Portman's success is not restricted to 'cheap' horses—though in December the £800 yearling Annie Quickstep (Ire) (Epaulette {Aus}) completed his list of winners for 2019 when winning at Lingfield for Mark and Connie Burton of Mrs Danvers fame. But this willingness to consider horses overlooked by others has certainly reaped dividends, just as it has done for the trainer's uncle, Henry Candy. While Portman has settled not far from Candy's turf of Kingston Warren, his early intention was to set up in Chantilly, where he had worked for Jonathan Pease after a stint with Luca Cumani in Newmarket.

“Not a day goes by when I don't think about what Luca's approach to a problem or to a horse would be,” he says. “One thing that unites us is that we all have problems, whether you train Group 1 horses or lesser horses, and we all need to sort them out. What sorts good people out from the bad is how well you sort your problems out. I felt Luca always did this very well and tended to spot them before they happened. That's what you learn.

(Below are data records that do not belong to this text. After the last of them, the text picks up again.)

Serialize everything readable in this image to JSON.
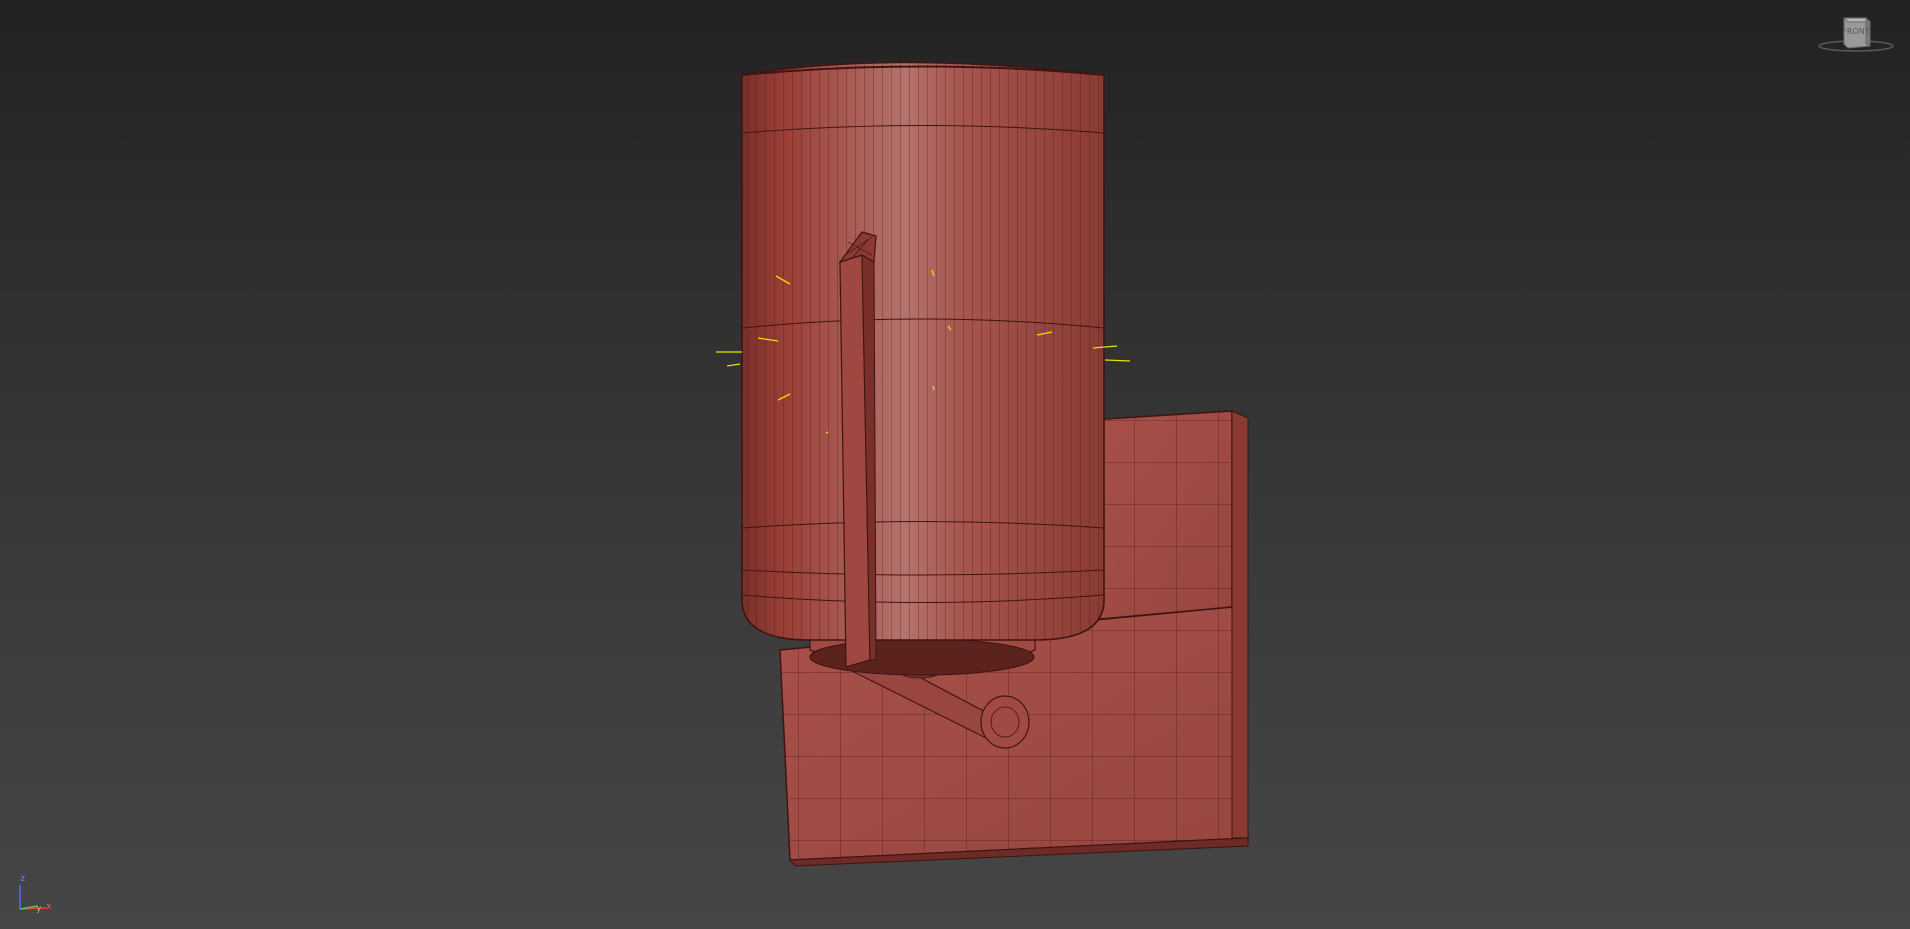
{
  "viewport": {
    "background_top": "#222222",
    "background_bottom": "#464646",
    "mesh_color": "#a8504a",
    "wire_color": "#3e1512",
    "light_helper_color": "#e8e000"
  },
  "viewcube": {
    "label": "FRONT",
    "icon": "viewcube-icon"
  },
  "axis_gizmo": {
    "z_label": "z",
    "x_label": "x",
    "y_label": "y",
    "z_color": "#5a68ff",
    "x_color": "#ff3a2a",
    "y_color": "#5ac34a"
  }
}
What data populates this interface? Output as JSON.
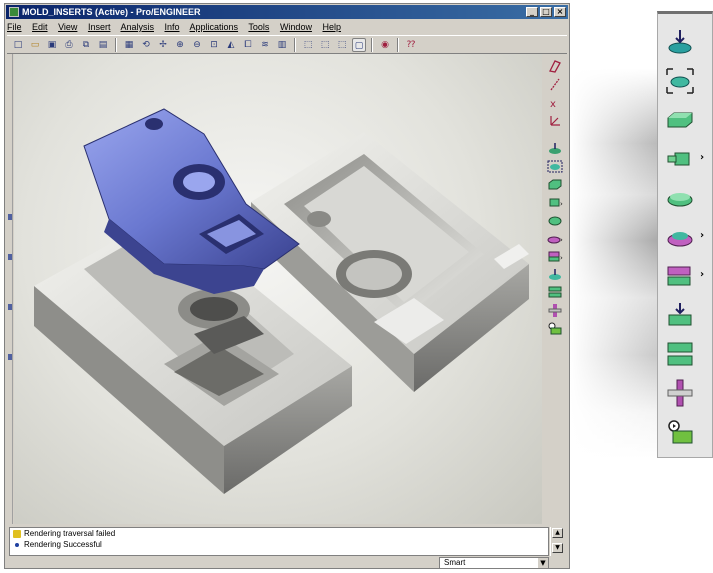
{
  "window": {
    "title": "MOLD_INSERTS (Active) - Pro/ENGINEER",
    "controls": [
      "_",
      "□",
      "×"
    ]
  },
  "menu": [
    "File",
    "Edit",
    "View",
    "Insert",
    "Analysis",
    "Info",
    "Applications",
    "Tools",
    "Window",
    "Help"
  ],
  "toolbar_icons": [
    "new-icon",
    "open-icon",
    "save-icon",
    "print-icon",
    "copy-icon",
    "paste-icon",
    "repaint-icon",
    "spin-icon",
    "orient-icon",
    "zoom-in-icon",
    "zoom-out-icon",
    "refit-icon",
    "view-icon",
    "saved-views-icon",
    "layers-icon",
    "model-tree-icon",
    "wireframe-icon",
    "hidden-line-icon",
    "no-hidden-icon",
    "shaded-icon",
    "datum-display-icon",
    "whats-this-icon"
  ],
  "right_toolbar_icons": [
    "datum-plane-icon",
    "datum-axis-icon",
    "datum-point-icon",
    "coordinate-system-icon",
    "refpart-icon",
    "workpiece-icon",
    "box-icon",
    "slider-icon",
    "volume-icon",
    "parting-surface-icon",
    "split-icon",
    "extract-icon",
    "mold-opening-icon",
    "trim-icon",
    "assembly-icon"
  ],
  "messages": [
    {
      "text": "Rendering traversal failed",
      "status": "warning"
    },
    {
      "text": "Rendering Successful",
      "status": "info"
    }
  ],
  "status": {
    "filter": "Smart"
  },
  "zoom_panel_icons": [
    {
      "name": "locate-refpart-icon",
      "has_flyout": false
    },
    {
      "name": "automatic-workpiece-icon",
      "has_flyout": false
    },
    {
      "name": "create-box-icon",
      "has_flyout": false
    },
    {
      "name": "slider-icon",
      "has_flyout": true
    },
    {
      "name": "volume-block-icon",
      "has_flyout": false
    },
    {
      "name": "parting-surface-icon",
      "has_flyout": true
    },
    {
      "name": "volume-split-icon",
      "has_flyout": true
    },
    {
      "name": "extract-mold-volume-icon",
      "has_flyout": false
    },
    {
      "name": "mold-opening-icon",
      "has_flyout": false
    },
    {
      "name": "ejector-pin-icon",
      "has_flyout": false
    },
    {
      "name": "mold-layout-icon",
      "has_flyout": false
    }
  ],
  "colors": {
    "title_bar": "#0a246a",
    "core_part": "#6a78d0",
    "mold_base": "#c8c8c4"
  }
}
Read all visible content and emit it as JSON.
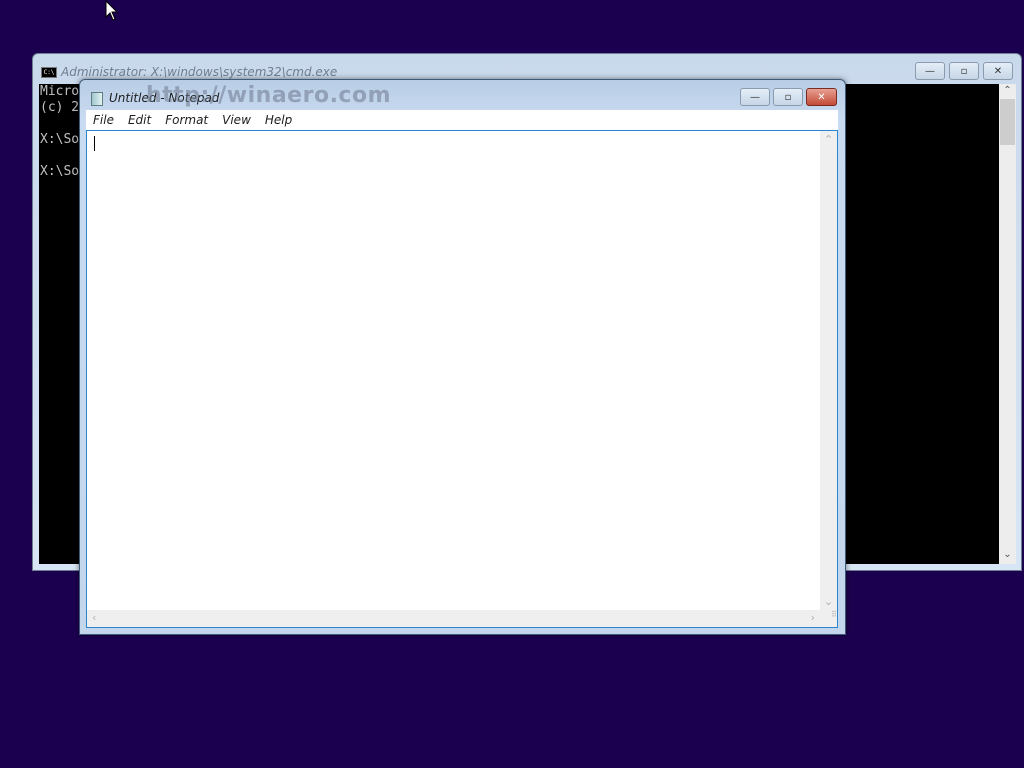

I didn't learn how to train horses, I learned how to think about training horses.”

Portman continues, “I wanted to train in France and Jonathan Pease was my mentor but he wasn't behind it at all, so I thought I'd look rather silly trying to start up if he wasn't backing me. He suggested I came home and started training jumpers and that's what I did, and it's been okay.”

Another member of the Pease family, the trainer's mother Rosie, has provided notable backing to Portman, however. She has had a number of horses in training with him as well as being the breeder of one of his best horses to date, the G3 Oak Tree S. winner Annecdote (GB) (Lucky Story). But it is his own mother, a former point-to-point trainer, whom Portman credits with having played the most important role in his early introduction to the world of Thoroughbreds.

He says, “My mother probably taught me the most. She was very horsey but if she'd been a trainer she would have upset all the owners. She was brilliant with legs. When the Captain [Tim Forster] had a horse that got a leg, he would ring my mother on the way back from the races and say, 'If you can get him patched up he might make you a nice point-to-pointer'. And she worked tirelessly patching these horses up, she was brilliant at it. She taught me hard work and horse sense and the art of prayer—and those are the three things you need.”

Again the wry grin makes a fleeting appearance as Portman adds, “I'm not religious but I like to stay in touch, just to keep on the right side of Him. One does feel that so much of what happens is divine intervention.”

Perhaps he's right. But there's much to be said for making your own luck. In the horse business that generally comes about through hard graft, of which Portman and his wife Sophie are clearly not afraid. Sooner or later those efforts are recognised by others.

Portman expresses a degree of surprise when relating the tale of receiving an email from a first-time prospective owner who wished to spend a decent sum to buy a horse to send to his yard. Having asked the man why he had chosen him as a trainer, Portman was told, “Because I looked at your website and you're not a show-off but you're capable.”

He adds, “Sometimes I think I should write a blog as occasionally I like to be amusing but you end up doing nothing and hoping that your horses will do the talking.”

In an industry in which self-promotion is increasingly as expected as it is vital, a quietly cautious trainer could be in danger of being overlooked. For Portman, with or without help from above, his horses' actions have certainly spoken loudly as to his inherent ability.